Close to half of cancer deaths preventable, report says

Smoking kills millions of people every year, more than half a century after scientists started teasing out the epidemiology of lung cancer, an expert said. Credit: Bloomberg / Daniel Acker
Close to half the world’s 10 million yearly cancer deaths can be prevented by tackling risks like tobacco and alcohol use, excess body fat and exposure to environmental pollutants, according to a report released Wednesday.
The Cancer Atlas, a joint project of the American Cancer Society and the World Health Organization’s International Agency for Research on Cancer, draws on dozens of academic studies to present an overview of how cancer risks and methods of control are evolving over time across the world.
Much of the Atlas focuses on cancer risks that are "modifiable" — that is, potentially preventable or at least susceptible to mitigation by changes in human behavior.
"Tobacco, alcohol consumption, excess body weight, UV or harmful sun exposure — there are public policies that can modify the risk factors," said Dr. Ahmedin Jemal, senior vice president of surveillance and health equity science at the American Cancer Society and lead editor of the report. "The only issue we have had, really, is we don’t have this commitment from public leaders to implement these public policies across the world."
Primary prevention and screening are "low-hanging fruit," Jemal said.
Dr. Paolo Boffetta, associate director for population sciences at Stony Brook Cancer Center, who was not involved in the new report, said its systematic approach could be a useful starting point for advocates and policymakers. But they will need to drill down "to understand exactly what’s going on with specific populations," he said.
Some incidence of cancer in a society is inevitable, a function of "more and more people getting more or less healthily to old age" instead of dying earlier from unrelated diseases or other causes, Boffetta said.
Some risk modifications are unambiguously good. It’s possible, for example, to imagine a world without smoking, which kills millions of people every year more than half a century after scientists started teasing out the epidemiology of lung cancer, he said.
Some modifications aren’t so clean cut. "Think about having children at a later age," Boffetta said. "Having fewer children is a risk factor for breast cancer," a phenomenon that’s been observed in places like India, China and Pakistan. But that phenomenon is "part of a change in the role that women have in those societies," he said. "What’s better — for women to stay at home, have their first child at 18 and have eight children, or go to school and work and have their first child when they’re 30?"

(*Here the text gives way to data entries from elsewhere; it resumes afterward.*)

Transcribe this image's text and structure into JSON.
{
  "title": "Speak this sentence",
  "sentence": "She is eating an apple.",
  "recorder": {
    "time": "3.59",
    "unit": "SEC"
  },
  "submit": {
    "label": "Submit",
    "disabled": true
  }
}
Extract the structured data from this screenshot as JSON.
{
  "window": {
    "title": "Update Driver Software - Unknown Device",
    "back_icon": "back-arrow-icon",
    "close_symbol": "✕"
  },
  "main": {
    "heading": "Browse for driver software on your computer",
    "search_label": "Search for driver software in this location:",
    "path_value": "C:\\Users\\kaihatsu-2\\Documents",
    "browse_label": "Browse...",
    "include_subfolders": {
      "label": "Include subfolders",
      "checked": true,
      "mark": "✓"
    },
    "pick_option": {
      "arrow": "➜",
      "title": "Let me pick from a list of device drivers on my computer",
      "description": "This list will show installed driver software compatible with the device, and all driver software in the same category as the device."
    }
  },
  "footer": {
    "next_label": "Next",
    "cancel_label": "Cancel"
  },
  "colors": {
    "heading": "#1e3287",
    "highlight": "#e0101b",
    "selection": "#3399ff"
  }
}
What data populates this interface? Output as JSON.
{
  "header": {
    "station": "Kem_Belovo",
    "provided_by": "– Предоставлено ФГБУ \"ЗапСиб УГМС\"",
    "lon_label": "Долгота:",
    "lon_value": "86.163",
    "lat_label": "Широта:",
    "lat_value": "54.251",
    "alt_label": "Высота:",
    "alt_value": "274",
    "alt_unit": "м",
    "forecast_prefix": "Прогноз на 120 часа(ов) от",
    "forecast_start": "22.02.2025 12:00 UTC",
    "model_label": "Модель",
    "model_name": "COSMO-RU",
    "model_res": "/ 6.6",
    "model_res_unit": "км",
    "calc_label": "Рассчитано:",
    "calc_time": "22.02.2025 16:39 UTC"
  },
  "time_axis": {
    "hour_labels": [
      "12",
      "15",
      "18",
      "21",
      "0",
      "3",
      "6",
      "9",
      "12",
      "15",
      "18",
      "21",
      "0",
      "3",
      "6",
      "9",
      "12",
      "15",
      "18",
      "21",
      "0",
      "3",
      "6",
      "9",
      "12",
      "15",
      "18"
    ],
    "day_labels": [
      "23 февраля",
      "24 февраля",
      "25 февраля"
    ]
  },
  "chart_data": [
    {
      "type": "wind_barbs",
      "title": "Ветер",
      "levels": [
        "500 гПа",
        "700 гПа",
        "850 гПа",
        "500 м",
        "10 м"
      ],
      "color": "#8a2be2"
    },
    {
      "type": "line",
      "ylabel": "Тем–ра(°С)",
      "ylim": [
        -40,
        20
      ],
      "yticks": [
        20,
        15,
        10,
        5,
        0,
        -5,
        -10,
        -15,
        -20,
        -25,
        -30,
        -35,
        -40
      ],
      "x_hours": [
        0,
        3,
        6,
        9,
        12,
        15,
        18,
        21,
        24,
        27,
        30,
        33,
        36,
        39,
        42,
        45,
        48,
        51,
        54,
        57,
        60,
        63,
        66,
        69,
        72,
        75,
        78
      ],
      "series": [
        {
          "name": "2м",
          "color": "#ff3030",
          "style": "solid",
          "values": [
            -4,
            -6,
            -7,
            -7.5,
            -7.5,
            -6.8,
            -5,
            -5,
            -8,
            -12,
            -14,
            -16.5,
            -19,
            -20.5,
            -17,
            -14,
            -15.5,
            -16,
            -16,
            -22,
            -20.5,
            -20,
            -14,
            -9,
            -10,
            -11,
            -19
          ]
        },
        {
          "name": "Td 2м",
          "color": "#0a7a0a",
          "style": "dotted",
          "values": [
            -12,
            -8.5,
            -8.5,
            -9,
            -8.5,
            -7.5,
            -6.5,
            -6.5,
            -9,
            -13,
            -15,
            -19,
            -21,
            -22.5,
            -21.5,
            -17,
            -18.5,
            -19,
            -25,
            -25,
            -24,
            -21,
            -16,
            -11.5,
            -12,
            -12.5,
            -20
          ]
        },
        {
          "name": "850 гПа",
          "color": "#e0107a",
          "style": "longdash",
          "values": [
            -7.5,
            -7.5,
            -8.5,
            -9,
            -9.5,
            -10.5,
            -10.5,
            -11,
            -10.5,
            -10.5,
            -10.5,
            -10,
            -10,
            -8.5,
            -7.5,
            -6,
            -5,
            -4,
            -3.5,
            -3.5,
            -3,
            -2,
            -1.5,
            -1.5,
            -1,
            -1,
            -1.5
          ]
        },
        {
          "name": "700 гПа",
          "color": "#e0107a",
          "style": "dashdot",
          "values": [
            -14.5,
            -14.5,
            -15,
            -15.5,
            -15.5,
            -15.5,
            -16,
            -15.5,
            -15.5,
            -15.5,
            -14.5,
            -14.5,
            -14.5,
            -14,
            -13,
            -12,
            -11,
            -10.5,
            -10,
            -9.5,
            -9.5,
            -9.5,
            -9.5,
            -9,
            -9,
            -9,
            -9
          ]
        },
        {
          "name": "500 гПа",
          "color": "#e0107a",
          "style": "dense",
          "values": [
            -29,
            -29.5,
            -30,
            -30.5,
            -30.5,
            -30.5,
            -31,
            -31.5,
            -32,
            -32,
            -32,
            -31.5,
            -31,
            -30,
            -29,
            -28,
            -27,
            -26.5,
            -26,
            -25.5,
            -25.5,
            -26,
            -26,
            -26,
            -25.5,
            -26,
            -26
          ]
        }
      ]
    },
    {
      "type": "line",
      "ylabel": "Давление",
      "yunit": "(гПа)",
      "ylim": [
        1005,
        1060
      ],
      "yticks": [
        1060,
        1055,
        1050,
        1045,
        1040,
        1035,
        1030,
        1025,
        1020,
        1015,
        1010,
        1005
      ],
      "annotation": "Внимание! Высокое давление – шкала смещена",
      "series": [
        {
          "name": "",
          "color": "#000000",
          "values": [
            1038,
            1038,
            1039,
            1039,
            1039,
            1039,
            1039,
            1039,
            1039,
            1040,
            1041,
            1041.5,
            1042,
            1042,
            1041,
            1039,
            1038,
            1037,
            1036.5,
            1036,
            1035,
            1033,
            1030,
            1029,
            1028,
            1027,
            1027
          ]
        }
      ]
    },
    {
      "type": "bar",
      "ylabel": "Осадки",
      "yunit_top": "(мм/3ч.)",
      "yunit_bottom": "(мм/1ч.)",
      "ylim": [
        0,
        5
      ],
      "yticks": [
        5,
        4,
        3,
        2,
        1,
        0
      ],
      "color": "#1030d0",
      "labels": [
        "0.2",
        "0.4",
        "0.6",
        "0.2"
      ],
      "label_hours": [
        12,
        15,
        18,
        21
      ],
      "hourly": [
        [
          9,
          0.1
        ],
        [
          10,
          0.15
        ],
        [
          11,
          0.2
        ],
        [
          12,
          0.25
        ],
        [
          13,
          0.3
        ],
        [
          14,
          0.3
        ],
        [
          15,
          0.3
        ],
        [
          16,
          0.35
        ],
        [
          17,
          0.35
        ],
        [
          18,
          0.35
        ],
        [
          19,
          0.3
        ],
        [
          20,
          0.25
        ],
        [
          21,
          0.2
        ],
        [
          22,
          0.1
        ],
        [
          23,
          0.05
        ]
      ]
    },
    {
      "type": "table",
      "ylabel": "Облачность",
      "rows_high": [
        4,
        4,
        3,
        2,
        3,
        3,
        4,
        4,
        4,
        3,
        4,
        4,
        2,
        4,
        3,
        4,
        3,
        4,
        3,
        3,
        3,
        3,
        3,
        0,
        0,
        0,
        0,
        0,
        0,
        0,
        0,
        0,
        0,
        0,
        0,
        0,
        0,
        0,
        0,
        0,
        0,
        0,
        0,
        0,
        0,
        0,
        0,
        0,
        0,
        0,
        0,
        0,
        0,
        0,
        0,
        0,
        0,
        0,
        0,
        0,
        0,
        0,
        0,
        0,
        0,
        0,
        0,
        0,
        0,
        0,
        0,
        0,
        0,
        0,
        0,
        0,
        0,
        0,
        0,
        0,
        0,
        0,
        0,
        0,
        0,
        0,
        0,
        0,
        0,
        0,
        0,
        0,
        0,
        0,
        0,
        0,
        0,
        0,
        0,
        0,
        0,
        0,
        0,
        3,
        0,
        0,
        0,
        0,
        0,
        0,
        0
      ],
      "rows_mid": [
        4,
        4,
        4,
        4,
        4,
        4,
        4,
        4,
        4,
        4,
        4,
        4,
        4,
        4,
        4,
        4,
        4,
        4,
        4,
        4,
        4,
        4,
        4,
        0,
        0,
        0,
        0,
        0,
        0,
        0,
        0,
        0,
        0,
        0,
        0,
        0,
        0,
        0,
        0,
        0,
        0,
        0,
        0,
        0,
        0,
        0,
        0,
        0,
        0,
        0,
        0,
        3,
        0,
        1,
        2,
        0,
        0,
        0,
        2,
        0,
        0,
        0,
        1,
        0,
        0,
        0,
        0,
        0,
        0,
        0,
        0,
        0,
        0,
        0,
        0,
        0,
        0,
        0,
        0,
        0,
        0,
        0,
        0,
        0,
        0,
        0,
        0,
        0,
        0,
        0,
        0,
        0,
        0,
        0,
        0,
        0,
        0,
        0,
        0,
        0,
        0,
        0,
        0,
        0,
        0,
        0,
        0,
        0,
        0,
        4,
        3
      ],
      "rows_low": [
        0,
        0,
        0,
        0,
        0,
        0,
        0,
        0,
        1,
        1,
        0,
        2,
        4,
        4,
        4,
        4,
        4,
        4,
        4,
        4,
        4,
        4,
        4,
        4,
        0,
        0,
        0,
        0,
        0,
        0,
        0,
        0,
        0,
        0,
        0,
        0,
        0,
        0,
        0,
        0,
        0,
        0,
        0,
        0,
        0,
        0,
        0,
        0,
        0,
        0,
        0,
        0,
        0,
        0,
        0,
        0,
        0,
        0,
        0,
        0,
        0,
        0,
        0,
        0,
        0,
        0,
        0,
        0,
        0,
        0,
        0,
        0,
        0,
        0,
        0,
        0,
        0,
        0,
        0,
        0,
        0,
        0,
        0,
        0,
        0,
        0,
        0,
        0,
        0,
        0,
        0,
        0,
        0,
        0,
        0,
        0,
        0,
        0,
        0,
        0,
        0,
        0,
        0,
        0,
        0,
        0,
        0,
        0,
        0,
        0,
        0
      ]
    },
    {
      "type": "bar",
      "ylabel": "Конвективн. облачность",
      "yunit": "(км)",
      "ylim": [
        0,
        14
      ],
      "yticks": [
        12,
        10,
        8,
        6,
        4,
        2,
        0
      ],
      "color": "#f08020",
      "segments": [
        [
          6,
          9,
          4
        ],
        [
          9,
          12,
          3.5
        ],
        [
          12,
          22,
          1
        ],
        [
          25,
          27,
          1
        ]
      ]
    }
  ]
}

In North America, the report found, incidence was highest for cancers associated with behavioral factors like smoking and excess body weight. The most common cancers were breast, lung, prostate and colorectal. In the United States, the mortality rate has declined 34% since 1991, but the ACS still projects more than 600,000 cancer deaths and 2 million cancer diagnoses this year.
Globally, 19 million people are diagnosed annually with cancer, a number that, without intervention, could rise to over 33 million cases and 18 million deaths by 2050, driven by population aging and growth.